Summer weather beckons to the park ─ to run along familiar paths. But you shouldn't rush. First, learn how to do a warm-up that will prepare your ligaments and joints for running and help you tune in for a distance. Specially for Marie Claire, TV presenter Lera Dergileva, together with the NRC trainer, prepared a set of exercises that will reduce the risk of injury.
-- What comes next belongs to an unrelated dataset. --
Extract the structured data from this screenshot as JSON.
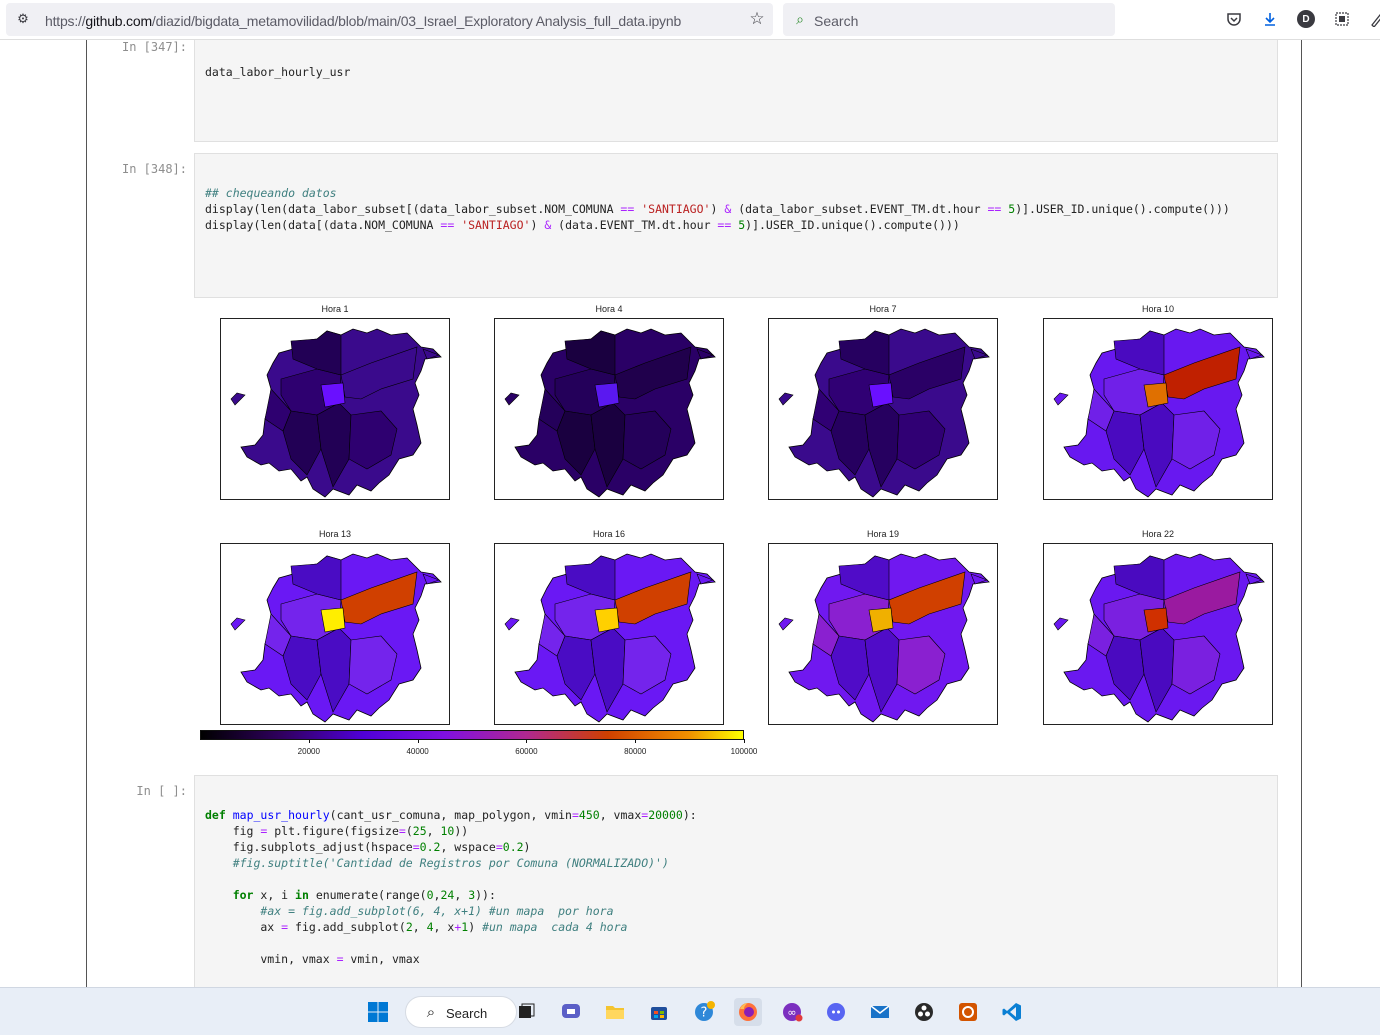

Let's start right now.
Correct warm-up before running:
- We rotate the leg at the ankle joint.
- Let's take the leg to the side, thus working out the pelvic area.
- We rotate the body in the pelvic area.
- We rotate the arms in the shoulder joint.
- Stretching the muscles of the shoulder girdle (arms are straightened).
- We perform side bends with stretching the arms.
- We make a "mill" with straight legs.
- We put straight legs a little wider, arms to the sides ─ take the pelvis back and lower the body, swaying up and down.
- We sit on the lunge and make light up and down movements.
- From the lunge, we straighten both legs, pulling the body to the one in front.
- We make swinging movements with one leg back and forth (repeat with the other leg).
After the race, take the time to spend 5 minutes and cool down to relax and stretch your muscles and help them recover faster.
- Pull the leg to the chest, clasping it under the knee ─ stretch the gluteal muscles and ankle away from ourselves and towards ourselves.
- We pull the leg to the back of the body, bring the pelvis slightly forward ─ stretch the front surface of the thigh.
- We put our legs tightly together one after the other, hands away from ourselves into the lock ─ we stretch ourselves forward and with slight tilts we go down lower and lower each time.
- We put a straight leg in front of us on the heel, stretch the body along the leg ─ the toe towards ourselves, the supporting leg is slightly bent. Repeat with the other leg.
- Take a deep breath ─ raise your hands through the sides and stretch out.